Serían incontables,
las rodillas que en ese lugar se hincaron sin sumisión, o los labios que
besaron exentos de amor. Por entonces, la yerba del sendero se había olvidado
de crecer, bajo los pies y patas de tantos que buscaron en este santuario
remedio para sus secos adentros. Paso obligado, cuando el camino llegaba más lejos,
y también cuando no llegaba. Antaño ofrenda venerada, sin un mal estorbo que
ocultara lo que no necesita veneración. Pero no se cual hechicero llegó de
lejos para quedarse y erigir la desavenencia con la madre tierra. Sus sucias
uñas acabaron sembrando zarzas y malezas en su derredor, al arrancar las gentes
para donde solo por corto tiempo pudieran regresar. Y aún volviendo, su brote fresco
y transparente se volvió prescindible, y su almacén inútil. Testigo mudo del
descuido, su alegría se perdió cuando el óxido carcomió la férrea flauta que
desgranaba notas en el pozo de reflejos de sol. Apenas sobrevive envidiando los
sones del viento entre las arpas aéreas de los vecinos árboles. Querría recobrar
la belleza, perder la afonía, pero su aliento resbalaba sin un mal murmullo
casual…
Despierta, fuente
eterna, hoy es tu día.
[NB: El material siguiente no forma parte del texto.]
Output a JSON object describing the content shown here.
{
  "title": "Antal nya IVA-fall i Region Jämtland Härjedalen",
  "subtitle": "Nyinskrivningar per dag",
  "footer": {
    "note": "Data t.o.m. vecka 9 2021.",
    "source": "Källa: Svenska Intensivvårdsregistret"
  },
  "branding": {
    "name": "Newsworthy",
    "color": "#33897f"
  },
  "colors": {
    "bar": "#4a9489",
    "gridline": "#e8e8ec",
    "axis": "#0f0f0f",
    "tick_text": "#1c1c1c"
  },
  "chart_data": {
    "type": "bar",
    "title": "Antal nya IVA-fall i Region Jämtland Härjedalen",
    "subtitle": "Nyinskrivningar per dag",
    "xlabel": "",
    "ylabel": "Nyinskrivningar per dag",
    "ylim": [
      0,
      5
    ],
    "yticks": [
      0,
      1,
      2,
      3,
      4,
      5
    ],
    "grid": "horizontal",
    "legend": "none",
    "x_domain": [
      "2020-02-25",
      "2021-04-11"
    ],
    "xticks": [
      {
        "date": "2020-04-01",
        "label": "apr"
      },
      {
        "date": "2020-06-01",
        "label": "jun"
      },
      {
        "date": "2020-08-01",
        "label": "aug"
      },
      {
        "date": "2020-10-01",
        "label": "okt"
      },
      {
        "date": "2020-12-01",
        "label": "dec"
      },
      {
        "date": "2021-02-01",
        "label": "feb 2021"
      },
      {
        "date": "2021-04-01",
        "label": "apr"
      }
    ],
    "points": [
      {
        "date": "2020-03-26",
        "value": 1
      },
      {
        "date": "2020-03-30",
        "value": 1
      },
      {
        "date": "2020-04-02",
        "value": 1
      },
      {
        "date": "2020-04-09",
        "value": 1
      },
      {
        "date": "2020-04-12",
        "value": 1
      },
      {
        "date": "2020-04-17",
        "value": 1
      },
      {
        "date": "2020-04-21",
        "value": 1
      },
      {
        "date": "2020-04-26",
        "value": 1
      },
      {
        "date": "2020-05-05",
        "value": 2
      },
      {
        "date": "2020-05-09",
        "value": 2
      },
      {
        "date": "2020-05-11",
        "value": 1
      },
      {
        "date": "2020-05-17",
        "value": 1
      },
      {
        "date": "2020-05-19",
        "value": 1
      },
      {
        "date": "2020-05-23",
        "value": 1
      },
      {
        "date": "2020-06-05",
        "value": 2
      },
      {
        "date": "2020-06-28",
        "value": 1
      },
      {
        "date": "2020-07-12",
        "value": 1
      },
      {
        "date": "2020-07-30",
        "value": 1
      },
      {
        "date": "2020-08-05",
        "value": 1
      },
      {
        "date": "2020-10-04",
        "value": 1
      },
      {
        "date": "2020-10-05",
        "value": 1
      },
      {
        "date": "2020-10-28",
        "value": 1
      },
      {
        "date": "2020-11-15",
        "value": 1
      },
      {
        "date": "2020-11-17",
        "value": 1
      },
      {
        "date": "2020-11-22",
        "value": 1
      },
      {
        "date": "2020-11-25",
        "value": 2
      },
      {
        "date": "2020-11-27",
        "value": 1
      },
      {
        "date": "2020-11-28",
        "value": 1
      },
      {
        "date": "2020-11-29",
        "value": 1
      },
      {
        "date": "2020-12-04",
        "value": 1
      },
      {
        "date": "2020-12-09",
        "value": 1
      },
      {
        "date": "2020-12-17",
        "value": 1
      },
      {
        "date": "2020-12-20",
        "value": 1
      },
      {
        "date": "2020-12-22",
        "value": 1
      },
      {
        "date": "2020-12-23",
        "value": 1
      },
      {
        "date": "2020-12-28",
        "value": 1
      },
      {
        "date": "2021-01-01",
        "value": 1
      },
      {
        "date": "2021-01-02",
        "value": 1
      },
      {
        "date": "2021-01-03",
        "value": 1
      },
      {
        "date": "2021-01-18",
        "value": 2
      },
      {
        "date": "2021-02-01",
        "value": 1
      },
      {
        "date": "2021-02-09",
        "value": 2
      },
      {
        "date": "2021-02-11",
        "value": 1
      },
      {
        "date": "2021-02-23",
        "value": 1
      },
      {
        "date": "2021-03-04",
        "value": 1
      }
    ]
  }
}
Mira al azul de nuevo con carita alegre y frente
despejada. Que resople tu gárgola con la fuerza de los mares, para encontrar en
tu mandil las perlas que nunca debieras haber perdido. Que vuelvan las
reverencias y los besos, y las bocas de las barrilas que hinchan las alforjas
de los sedientos labriegos. Que las chispas rutilantes del nocturno se reflejen
en tus lágrimas, porque cuando venga el sol las secarán para siempre: un
caminante se ha sentado en tus brazos para dejar volar la escritura en el
páramo del papel, te ha ofrecido sus manos para vitalicia amistad y ha soñado a
tu lado, contigo. Le he oído prometerte fidelidad en nombre de cuantos te
amaron; prepárate, pronto recobrarás la belleza. Canta, pues, y cuando desees
compañía, mezcla tus versos con los pasos de los viajeros, sólo así sabrán que
no estás dormida. Fuente de la Peña, repararemos tu desidia.